Conventionally, acute hemodialysis therapy in the ICU is initiated by intensivists with a temporary non-tunneled dialysis catheter placed at the bedside. However, explains Dr. Vachharajani, “If the anticipated need for dialysis therapy is beyond seven to 10 days, a tunneled dialysis catheter (TDC) is preferred over a non-tunneled catheter to minimize the risk of blood stream infection and catheter dysfunction, which can result in sub-optimal dialysis treatment.”
Early transition to TDC in the critically ill population can be challenging for a multitude of logistical reasons. As such, the Medical Intensive Care Unit and Interventional Nephrology teams at Cleveland Clinic established a collaborative service to place TDC and other small bore tunneled central venous catheters in the ICU setting.

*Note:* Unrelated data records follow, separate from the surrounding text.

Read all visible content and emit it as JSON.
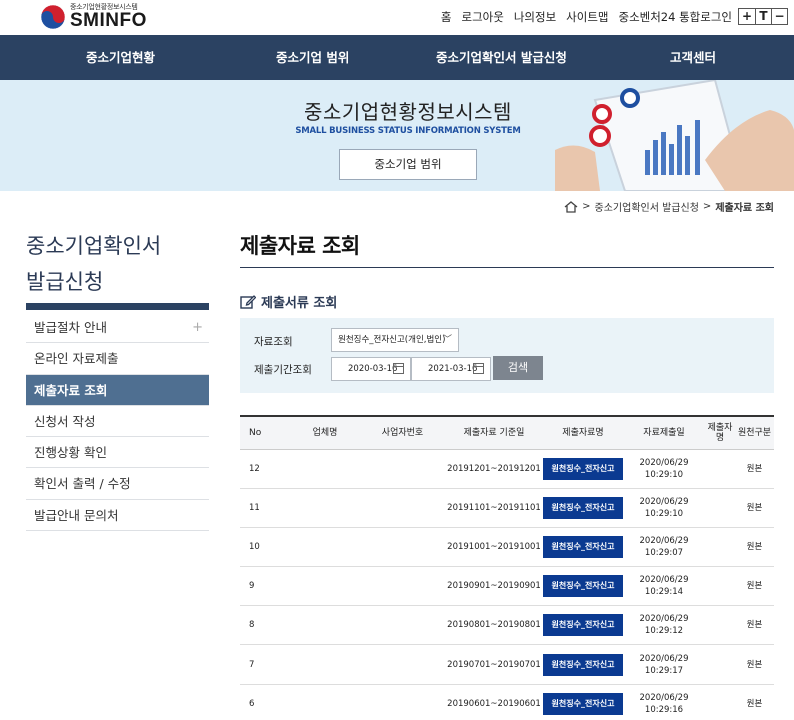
{
  "header": {
    "logo_small": "중소기업현황정보시스템",
    "logo_big": "SMINFO",
    "util_links": [
      "홈",
      "로그아웃",
      "나의정보",
      "사이트맵",
      "중소벤처24 통합로그인"
    ],
    "font_controls": [
      "+",
      "T",
      "−"
    ]
  },
  "gnb": [
    "중소기업현황",
    "중소기업 범위",
    "중소기업확인서 발급신청",
    "고객센터"
  ],
  "banner": {
    "title": "중소기업현황정보시스템",
    "subtitle": "SMALL BUSINESS STATUS INFORMATION SYSTEM",
    "button": "중소기업 범위"
  },
  "breadcrumb": {
    "items": [
      "중소기업확인서 발급신청"
    ],
    "current": "제출자료 조회",
    "sep": ">"
  },
  "sidebar": {
    "title_line1": "중소기업확인서",
    "title_line2": "발급신청",
    "items": [
      {
        "label": "발급절차 안내",
        "plus": "+"
      },
      {
        "label": "온라인 자료제출"
      },
      {
        "label": "제출자료 조회",
        "active": true
      },
      {
        "label": "신청서 작성"
      },
      {
        "label": "진행상황 확인"
      },
      {
        "label": "확인서 출력 / 수정"
      },
      {
        "label": "발급안내 문의처"
      }
    ]
  },
  "main": {
    "title": "제출자료 조회",
    "section_title": "제출서류 조회",
    "filter": {
      "type_label": "자료조회",
      "type_value": "원천징수_전자신고(개인,법인)",
      "period_label": "제출기간조회",
      "date_from": "2020-03-16",
      "date_to": "2021-03-16",
      "search_button": "검색"
    },
    "table": {
      "headers": [
        "No",
        "업체명",
        "사업자번호",
        "제출자료 기준일",
        "제출자료명",
        "자료제출일",
        "제출자\n명",
        "원천구분"
      ],
      "rows": [
        {
          "no": "12",
          "company": "",
          "bizno": "",
          "period": "20191201~20191201",
          "doc": "원천징수_전자신고",
          "date": "2020/06/29",
          "time": "10:29:10",
          "submitter": "",
          "type": "원본"
        },
        {
          "no": "11",
          "company": "",
          "bizno": "",
          "period": "20191101~20191101",
          "doc": "원천징수_전자신고",
          "date": "2020/06/29",
          "time": "10:29:10",
          "submitter": "",
          "type": "원본"
        },
        {
          "no": "10",
          "company": "",
          "bizno": "",
          "period": "20191001~20191001",
          "doc": "원천징수_전자신고",
          "date": "2020/06/29",
          "time": "10:29:07",
          "submitter": "",
          "type": "원본"
        },
        {
          "no": "9",
          "company": "",
          "bizno": "",
          "period": "20190901~20190901",
          "doc": "원천징수_전자신고",
          "date": "2020/06/29",
          "time": "10:29:14",
          "submitter": "",
          "type": "원본"
        },
        {
          "no": "8",
          "company": "",
          "bizno": "",
          "period": "20190801~20190801",
          "doc": "원천징수_전자신고",
          "date": "2020/06/29",
          "time": "10:29:12",
          "submitter": "",
          "type": "원본"
        },
        {
          "no": "7",
          "company": "",
          "bizno": "",
          "period": "20190701~20190701",
          "doc": "원천징수_전자신고",
          "date": "2020/06/29",
          "time": "10:29:17",
          "submitter": "",
          "type": "원본"
        },
        {
          "no": "6",
          "company": "",
          "bizno": "",
          "period": "20190601~20190601",
          "doc": "원천징수_전자신고",
          "date": "2020/06/29",
          "time": "10:29:16",
          "submitter": "",
          "type": "원본"
        }
      ]
    }
  },
  "colors": {
    "gnb": "#2b4262",
    "banner_bg": "#dcedf7",
    "active_nav": "#4f6f91",
    "doc_button": "#0b3a91"
  }
}
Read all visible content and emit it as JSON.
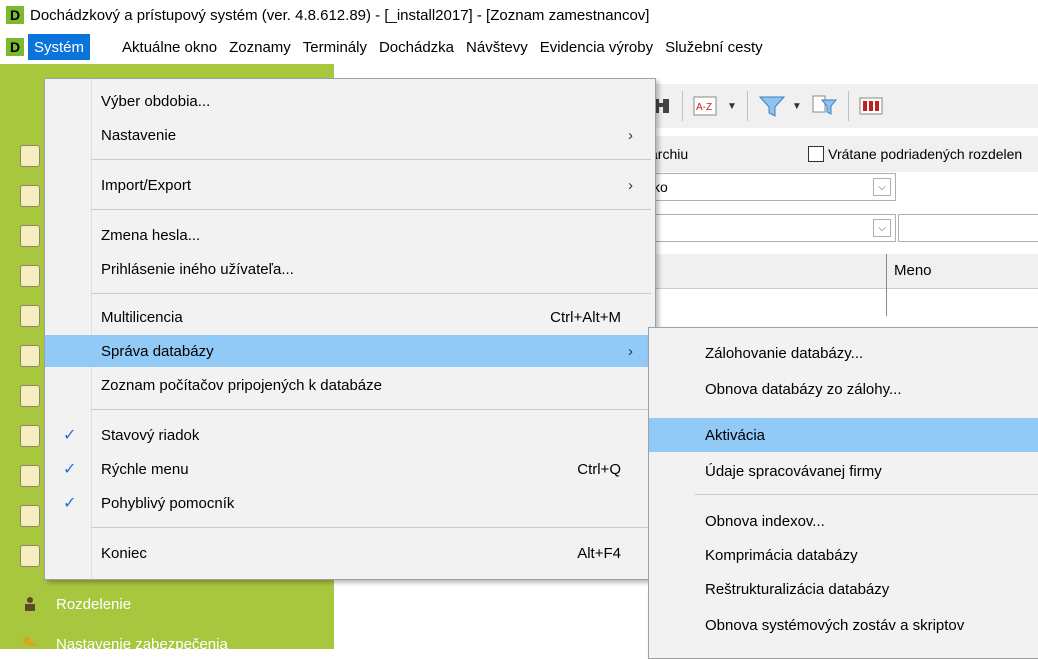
{
  "window": {
    "title": "Dochádzkový a prístupový systém (ver. 4.8.612.89) - [_install2017] - [Zoznam zamestnancov]",
    "logo_letter": "D"
  },
  "menubar": {
    "items": [
      {
        "label": "Systém"
      },
      {
        "label": "Aktuálne okno"
      },
      {
        "label": "Zoznamy"
      },
      {
        "label": "Terminály"
      },
      {
        "label": "Dochádzka"
      },
      {
        "label": "Návštevy"
      },
      {
        "label": "Evidencia výroby"
      },
      {
        "label": "Služební cesty"
      }
    ]
  },
  "background": {
    "filter_left": "archiu",
    "checkbox_label": "Vrátane podriadených rozdelen",
    "combo1_value": "ko",
    "grid_col_label": "Meno",
    "sidebar_labels": [
      "Rozdelenie",
      "Nastavenie zabezpečenia"
    ]
  },
  "system_menu": {
    "items": [
      {
        "label": "Výber obdobia...",
        "shortcut": "",
        "submenu": false,
        "checked": false
      },
      {
        "label": "Nastavenie",
        "shortcut": "",
        "submenu": true,
        "checked": false
      },
      {
        "label": "Import/Export",
        "shortcut": "",
        "submenu": true,
        "checked": false
      },
      {
        "label": "Zmena hesla...",
        "shortcut": "",
        "submenu": false,
        "checked": false
      },
      {
        "label": "Prihlásenie iného užívateľa...",
        "shortcut": "",
        "submenu": false,
        "checked": false
      },
      {
        "label": "Multilicencia",
        "shortcut": "Ctrl+Alt+M",
        "submenu": false,
        "checked": false
      },
      {
        "label": "Správa databázy",
        "shortcut": "",
        "submenu": true,
        "checked": false,
        "highlighted": true
      },
      {
        "label": "Zoznam počítačov pripojených k databáze",
        "shortcut": "",
        "submenu": false,
        "checked": false
      },
      {
        "label": "Stavový riadok",
        "shortcut": "",
        "submenu": false,
        "checked": true
      },
      {
        "label": "Rýchle menu",
        "shortcut": "Ctrl+Q",
        "submenu": false,
        "checked": true
      },
      {
        "label": "Pohyblivý pomocník",
        "shortcut": "",
        "submenu": false,
        "checked": true
      },
      {
        "label": "Koniec",
        "shortcut": "Alt+F4",
        "submenu": false,
        "checked": false
      }
    ]
  },
  "database_submenu": {
    "items": [
      {
        "label": "Zálohovanie databázy..."
      },
      {
        "label": "Obnova databázy zo zálohy..."
      },
      {
        "label": "Aktivácia",
        "highlighted": true
      },
      {
        "label": "Údaje spracovávanej firmy"
      },
      {
        "label": "Obnova indexov..."
      },
      {
        "label": "Komprimácia databázy"
      },
      {
        "label": "Reštrukturalizácia databázy"
      },
      {
        "label": "Obnova systémových zostáv a skriptov"
      }
    ]
  },
  "icons": {
    "checkmark": "✓",
    "submenu_arrow": "›",
    "combo_arrow": "⌵"
  },
  "colors": {
    "sidebar": "#a9c63f",
    "highlight": "#91c9f7",
    "menubar_active": "#0a74da",
    "logo": "#7db92f"
  }
}
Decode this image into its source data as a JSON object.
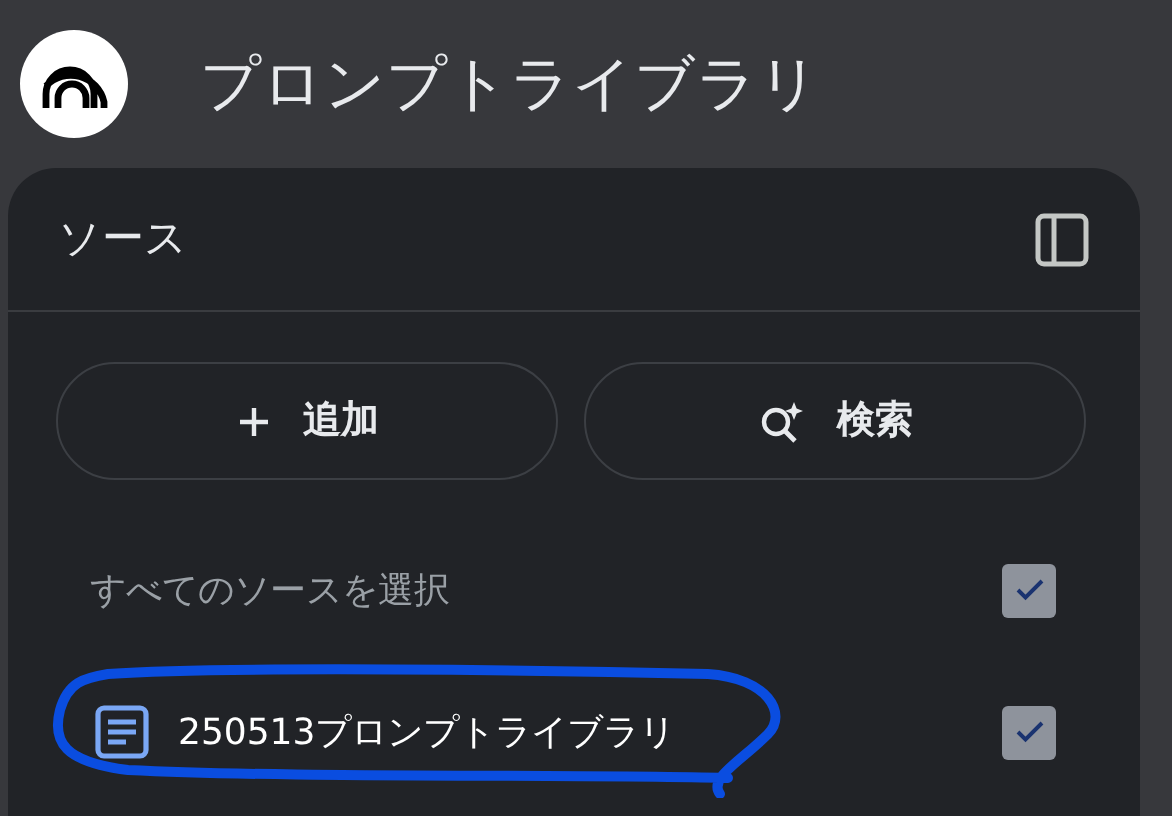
{
  "header": {
    "title": "プロンプトライブラリ"
  },
  "sources_panel": {
    "title": "ソース",
    "buttons": [
      {
        "kind": "add",
        "label": "追加"
      },
      {
        "kind": "search",
        "label": "検索"
      }
    ],
    "select_all": {
      "label": "すべてのソースを選択",
      "checked": true
    },
    "sources": [
      {
        "name": "250513プロンプトライブラリ",
        "checked": true,
        "highlighted": true
      }
    ]
  }
}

Early in the coronavirus pandemic, delivering TDC efficiently while also minimizing the risk of exposure became critical. This was particularly germane given the high incidence of acute kidney injury in patients with severe cases of COVID-19.
The placement of TDC is time- and resource-intensive; it requires a specialized procedure room or an interventional radiology suite with access to fluoroscopy to guide catheter placement, per the National Kidney Foundation’s Kidney Disease Outcomes Quality Initiative (KDOQI) guidelines. It also involves coordination among different clinical and patient transport teams, which poses a greater risk for viral spread.
The physicians developed a protocol to guide internal jugular TDC placement at the bedside without compromising patient safety. The placement is done under the direction of an experienced provider using ultrasound guidance, continuous cardiac monitoring and anatomical landmarks.
An early pilot study using this approach in 10 patients with COVID-19 was presented at the World Congress of Nephrology in Canada in 2020 and published in the Kidney International Reports, establishing its safety and effectiveness in select patients.
Since then, the team has placed a total of 425 tunneled central venous catheters with 120, nearly one-third, at the bedside – in patients with and without COVID-19.
The collaboration between interventional nephrology and critical care services leverages skill sets from both disciplines. Says Dr. Mireles-Cabodevila, “The interventional nephrologists are experts on how and when to place the long-term catheter while the intensivists manage acute care. This partnership truly represents a new paradigm in care for our patients.”
Dr. Vachharajani says they have also begun cross-training efforts, enabling critical care physicians to place TDC; they have also developed a regional training center.
Though bedside placement of TDC began as a COVID-era innovation, the physicians agree that with the appropriate resources, it’s a best practice in select patients.
“We are seeing highly selected, high-risk patients benefit from getting a long-term catheter earlier and without having to move them out of intensive care units,” says Dr. Vachharajani.